The US government spends nearly $80 billion a year on computers, software, networking equipment and related services, making it the world’s largest customer for information technology, by far. This gives it enormous heft in the marketplace. The choices it makes have wide ramifications.
So imagine for a minute that it decided to favor certain technologies or ways of developing technology, regardless of whether or not those technologies happened to merit the preference. It would stifle competition and innovation by cutting off providers of high-quality, but arbitrarily out-of-favor solutions. More than likely, the government also would wind up ill-served.
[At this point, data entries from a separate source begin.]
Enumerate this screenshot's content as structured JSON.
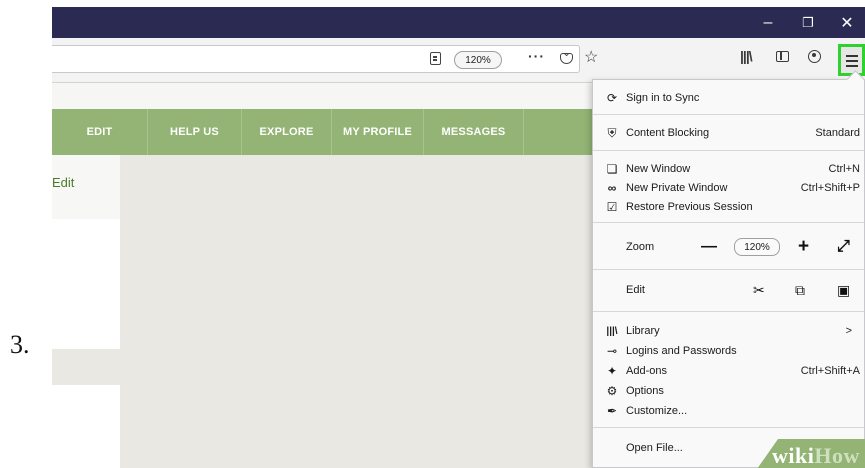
{
  "step": {
    "number": "3."
  },
  "toolbar": {
    "zoom_level": "120%",
    "more_icon": "···"
  },
  "nav": {
    "items": [
      "EDIT",
      "HELP US",
      "EXPLORE",
      "MY PROFILE",
      "MESSAGES"
    ]
  },
  "page": {
    "edit_link": "Edit"
  },
  "menu": {
    "sign_in": "Sign in to Sync",
    "content_blocking": {
      "label": "Content Blocking",
      "value": "Standard"
    },
    "new_window": {
      "label": "New Window",
      "shortcut": "Ctrl+N"
    },
    "new_private_window": {
      "label": "New Private Window",
      "shortcut": "Ctrl+Shift+P"
    },
    "restore_session": "Restore Previous Session",
    "zoom": {
      "label": "Zoom",
      "minus": "—",
      "value": "120%",
      "plus": "+",
      "fullscreen": "⤢"
    },
    "edit": {
      "label": "Edit"
    },
    "library": {
      "label": "Library",
      "arrow": ">"
    },
    "logins": "Logins and Passwords",
    "addons": {
      "label": "Add-ons",
      "shortcut": "Ctrl+Shift+A"
    },
    "options": "Options",
    "customize": "Customize...",
    "open_file": "Open File..."
  },
  "watermark": {
    "part1": "wiki",
    "part2": "How"
  },
  "colors": {
    "titlebar": "#2a2a52",
    "nav_green": "#93b474",
    "highlight": "#2fd12f"
  }
}
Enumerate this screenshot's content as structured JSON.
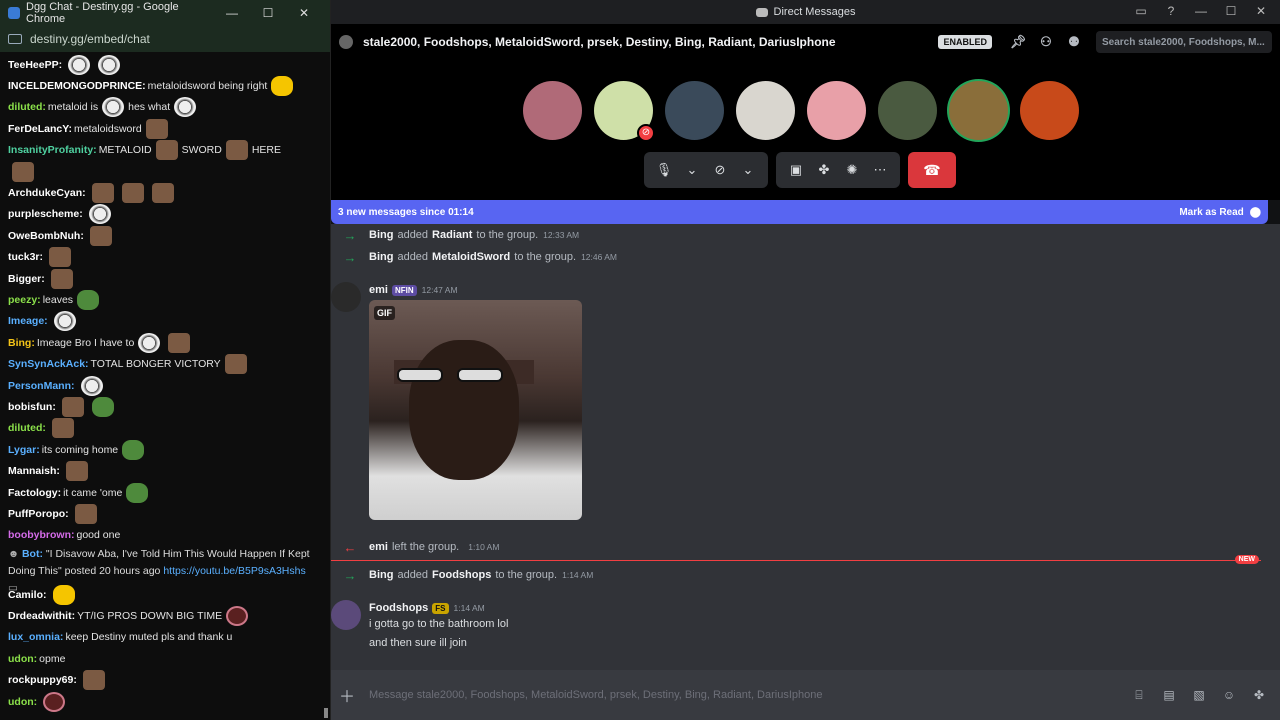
{
  "chrome": {
    "title": "Dgg Chat - Destiny.gg - Google Chrome",
    "url": "destiny.gg/embed/chat",
    "min": "—",
    "max": "☐",
    "close": "✕"
  },
  "chat": {
    "messages": [
      {
        "user": "TeeHeePP",
        "color": "#ffffff",
        "text": "",
        "emotes": [
          "face",
          "face"
        ]
      },
      {
        "user": "INCELDEMONGODPRINCE",
        "color": "#ffffff",
        "text": "metaloidsword being right",
        "emotes": [
          "yellow"
        ]
      },
      {
        "user": "diluted",
        "color": "#8be04a",
        "text": "metaloid is",
        "emotes": [
          "face"
        ],
        "text2": "hes what",
        "emotes2": [
          "face"
        ]
      },
      {
        "user": "FerDeLancY",
        "color": "#ffffff",
        "text": "metaloidsword",
        "emotes": [
          "brown"
        ]
      },
      {
        "user": "InsanityProfanity",
        "color": "#4fd1a0",
        "text": "METALOID",
        "emotes": [
          "brown"
        ],
        "text2": "SWORD",
        "emotes2": [
          "brown"
        ],
        "text3": "HERE"
      },
      {
        "user": "",
        "color": "#ffffff",
        "text": "",
        "emotes": [
          "brown"
        ]
      },
      {
        "user": "ArchdukeCyan",
        "color": "#ffffff",
        "text": "",
        "emotes": [
          "brown",
          "brown",
          "brown"
        ]
      },
      {
        "user": "purplescheme",
        "color": "#ffffff",
        "text": "",
        "emotes": [
          "face"
        ]
      },
      {
        "user": "OweBombNuh",
        "color": "#ffffff",
        "text": "",
        "emotes": [
          "brown"
        ]
      },
      {
        "user": "tuck3r",
        "color": "#ffffff",
        "text": "",
        "emotes": [
          "brown"
        ]
      },
      {
        "user": "Bigger",
        "color": "#ffffff",
        "text": "",
        "emotes": [
          "brown"
        ]
      },
      {
        "user": "peezy",
        "color": "#8be04a",
        "text": "leaves",
        "emotes": [
          "green"
        ]
      },
      {
        "user": "Imeage",
        "color": "#5ab0ff",
        "text": "",
        "emotes": [
          "face"
        ]
      },
      {
        "user": "Bing",
        "color": "#f5c518",
        "text": "Imeage Bro I have to",
        "emotes": [
          "face",
          "brown"
        ]
      },
      {
        "user": "SynSynAckAck",
        "color": "#5ab0ff",
        "text": "TOTAL BONGER VICTORY",
        "emotes": [
          "brown"
        ]
      },
      {
        "user": "PersonMann",
        "color": "#5ab0ff",
        "text": "",
        "emotes": [
          "face"
        ]
      },
      {
        "user": "bobisfun",
        "color": "#ffffff",
        "text": "",
        "emotes": [
          "brown",
          "green"
        ]
      },
      {
        "user": "diluted",
        "color": "#8be04a",
        "text": "",
        "emotes": [
          "brown"
        ]
      },
      {
        "user": "Lygar",
        "color": "#5ab0ff",
        "text": "its coming home",
        "emotes": [
          "green"
        ]
      },
      {
        "user": "Mannaish",
        "color": "#ffffff",
        "text": "",
        "emotes": [
          "brown"
        ]
      },
      {
        "user": "Factology",
        "color": "#ffffff",
        "text": "it came 'ome",
        "emotes": [
          "green"
        ]
      },
      {
        "user": "PuffPoropo",
        "color": "#ffffff",
        "text": "",
        "emotes": [
          "brown"
        ]
      },
      {
        "user": "boobybrown",
        "color": "#d46be8",
        "text": "good one",
        "emotes": []
      }
    ],
    "bot": {
      "user": "Bot",
      "text": "\"I Disavow Aba, I've Told Him This Would Happen If Kept Doing This\" posted 20 hours ago",
      "link": "https://youtu.be/B5P9sA3Hshs"
    },
    "messages2": [
      {
        "user": "Camilo",
        "color": "#ffffff",
        "text": "",
        "emotes": [
          "yellow"
        ]
      },
      {
        "user": "Drdeadwithit",
        "color": "#ffffff",
        "text": "YT/IG PROS DOWN BIG TIME",
        "emotes": [
          "dark"
        ]
      },
      {
        "user": "lux_omnia",
        "color": "#5ab0ff",
        "text": "keep Destiny muted pls and thank u",
        "emotes": []
      },
      {
        "user": "udon",
        "color": "#8be04a",
        "text": "opme",
        "emotes": []
      },
      {
        "user": "rockpuppy69",
        "color": "#ffffff",
        "text": "",
        "emotes": [
          "brown"
        ]
      },
      {
        "user": "udon",
        "color": "#8be04a",
        "text": "",
        "emotes": [
          "dark"
        ]
      }
    ]
  },
  "discord": {
    "window_title": "Direct Messages",
    "channel": "stale2000, Foodshops, MetaloidSword, prsek, Destiny, Bing, Radiant, DariusIphone",
    "enabled_badge": "ENABLED",
    "search_placeholder": "Search stale2000, Foodshops, M...",
    "avatars": [
      {
        "color": "#b06a78",
        "speaking": false,
        "muted": false
      },
      {
        "color": "#cfe0a8",
        "speaking": false,
        "muted": true
      },
      {
        "color": "#3a4a5a",
        "speaking": false,
        "muted": false
      },
      {
        "color": "#d9d6cf",
        "speaking": false,
        "muted": false
      },
      {
        "color": "#e8a0a8",
        "speaking": false,
        "muted": false
      },
      {
        "color": "#4a5a40",
        "speaking": false,
        "muted": false
      },
      {
        "color": "#8a6e3a",
        "speaking": true,
        "muted": false
      },
      {
        "color": "#c84a1a",
        "speaking": false,
        "muted": false
      }
    ],
    "new_messages": "3 new messages since 01:14",
    "mark_read": "Mark as Read",
    "sys1": {
      "actor": "Bing",
      "mid": "added",
      "target": "Radiant",
      "tail": "to the group.",
      "time": "12:33 AM"
    },
    "sys2": {
      "actor": "Bing",
      "mid": "added",
      "target": "MetaloidSword",
      "tail": "to the group.",
      "time": "12:46 AM"
    },
    "post1": {
      "name": "emi",
      "tag": "NFIN",
      "time": "12:47 AM",
      "gif_label": "GIF"
    },
    "sys3": {
      "actor": "emi",
      "mid": "left the group.",
      "time": "1:10 AM"
    },
    "new_tag": "NEW",
    "sys4": {
      "actor": "Bing",
      "mid": "added",
      "target": "Foodshops",
      "tail": "to the group.",
      "time": "1:14 AM"
    },
    "post2": {
      "name": "Foodshops",
      "tag": "FS",
      "time": "1:14 AM",
      "line1": "i gotta go to the bathroom lol",
      "line2": "and then sure ill join"
    },
    "composer_placeholder": "Message stale2000, Foodshops, MetaloidSword, prsek, Destiny, Bing, Radiant, DariusIphone"
  }
}
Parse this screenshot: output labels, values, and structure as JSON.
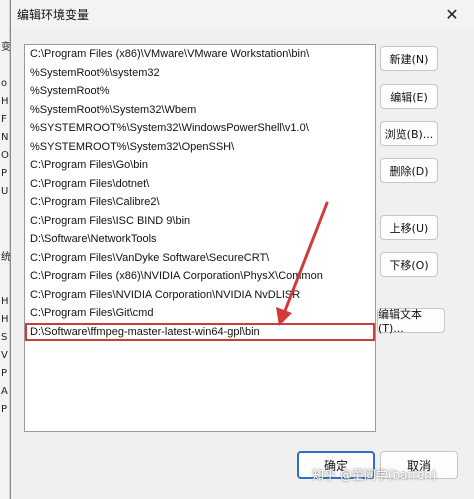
{
  "dialog": {
    "title": "编辑环境变量",
    "close_symbol": "✕"
  },
  "paths": [
    "C:\\Program Files (x86)\\VMware\\VMware Workstation\\bin\\",
    "%SystemRoot%\\system32",
    "%SystemRoot%",
    "%SystemRoot%\\System32\\Wbem",
    "%SYSTEMROOT%\\System32\\WindowsPowerShell\\v1.0\\",
    "%SYSTEMROOT%\\System32\\OpenSSH\\",
    "C:\\Program Files\\Go\\bin",
    "C:\\Program Files\\dotnet\\",
    "C:\\Program Files\\Calibre2\\",
    "C:\\Program Files\\ISC BIND 9\\bin",
    "D:\\Software\\NetworkTools",
    "C:\\Program Files\\VanDyke Software\\SecureCRT\\",
    "C:\\Program Files (x86)\\NVIDIA Corporation\\PhysX\\Common",
    "C:\\Program Files\\NVIDIA Corporation\\NVIDIA NvDLISR",
    "C:\\Program Files\\Git\\cmd",
    "D:\\Software\\ffmpeg-master-latest-win64-gpl\\bin"
  ],
  "buttons": {
    "new": "新建(N)",
    "edit": "编辑(E)",
    "browse": "浏览(B)...",
    "delete": "删除(D)",
    "move_up": "上移(U)",
    "move_down": "下移(O)",
    "edit_text": "编辑文本(T)...",
    "ok": "确定",
    "cancel": "取消"
  },
  "watermark": "知乎 @董同学(barren)",
  "annotation_color": "#d23a3a",
  "background_window_chars": [
    "变",
    "o",
    "H",
    "F",
    "N",
    "O",
    "P",
    "U",
    "统",
    "H",
    "H",
    "S",
    "V",
    "P",
    "A",
    "P"
  ]
}
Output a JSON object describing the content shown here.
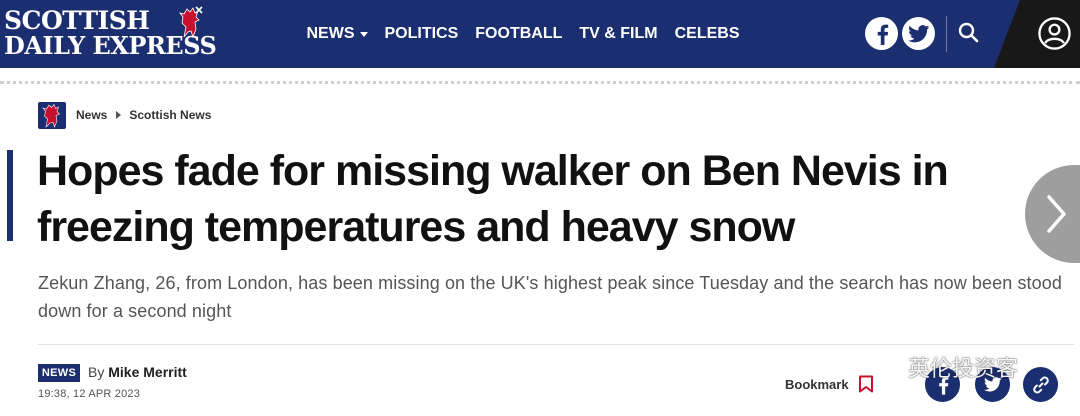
{
  "header": {
    "logo_line1": "SCOTTISH",
    "logo_line2": "DAILY EXPRESS",
    "nav": [
      {
        "label": "NEWS",
        "has_dropdown": true
      },
      {
        "label": "POLITICS"
      },
      {
        "label": "FOOTBALL"
      },
      {
        "label": "TV & FILM"
      },
      {
        "label": "CELEBS"
      }
    ],
    "icons": [
      "facebook-icon",
      "twitter-icon",
      "search-icon",
      "account-icon"
    ],
    "colors": {
      "brand_navy": "#1b2e6f",
      "account_bg": "#181818"
    }
  },
  "breadcrumb": {
    "items": [
      "News",
      "Scottish News"
    ]
  },
  "article": {
    "headline": "Hopes fade for missing walker on Ben Nevis in freezing temperatures and heavy snow",
    "standfirst": "Zekun Zhang, 26, from London, has been missing on the UK's highest peak since Tuesday and the search has now been stood down for a second night",
    "badge": "NEWS",
    "by_prefix": "By",
    "author": "Mike Merritt",
    "timestamp": "19:38, 12 APR 2023",
    "bookmark_label": "Bookmark"
  },
  "share_icons": [
    "facebook-icon",
    "twitter-icon",
    "link-icon"
  ],
  "watermark": {
    "text": "英伦投资客",
    "icon": "wechat-icon"
  }
}
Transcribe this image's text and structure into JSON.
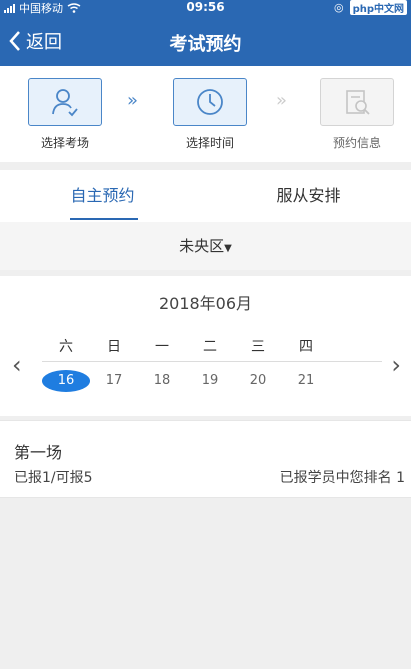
{
  "status_bar": {
    "carrier": "中国移动",
    "time": "09:56",
    "watermark": "php中文网"
  },
  "nav": {
    "back_label": "返回",
    "title": "考试预约"
  },
  "steps": [
    {
      "label": "选择考场",
      "icon": "person-icon",
      "state": "done"
    },
    {
      "label": "选择时间",
      "icon": "clock-icon",
      "state": "active"
    },
    {
      "label": "预约信息",
      "icon": "document-search-icon",
      "state": "disabled"
    }
  ],
  "tabs": [
    {
      "label": "自主预约",
      "active": true
    },
    {
      "label": "服从安排",
      "active": false
    }
  ],
  "area": {
    "label": "未央区"
  },
  "calendar": {
    "month": "2018年06月",
    "weekdays": [
      "六",
      "日",
      "一",
      "二",
      "三",
      "四"
    ],
    "dates": [
      "16",
      "17",
      "18",
      "19",
      "20",
      "21"
    ],
    "selected_index": 0
  },
  "session": {
    "title": "第一场",
    "quota": "已报1/可报5",
    "rank": "已报学员中您排名  1"
  }
}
But that is not about to happen, thanks to an important directive from the Obama administration’s Office of Management and Budget. It instructs federal chief information officers and senior procurement executives to select and acquire solutions that best fit their needs based on technology-neutral criteria. The directive specifically instructs agencies to analyze alternatives that include proprietary, open-source and mixed-source technologies. And it stipulates that all technology acquisitions must be properly licensed.
The administration’s directive is significant because of the federal government’s outsized influence on the market. But it also demonstrates tremendous leadership globally at a time when a number of governments — including in Europe, China and Russia — have been inching toward adopting preferences for open-source technologies or technologies that are free of intellectual property rights (IPR). That trend is self-defeating for governments and local IT economies alike.
Choice among technologies means access to the best and most innovative products for government projects. One-size-fits-all solutions can have the opposite effect of promoting sub-par solutions, which benefit neither government agencies nor the citizens they serve. If the goal is to improve the performance of government and create value for taxpayers, the watchword for procurement decisions should be merit, not commercial or open-source licensing.
Kudos to the Obama administration for clearly articulating the need for such an approach.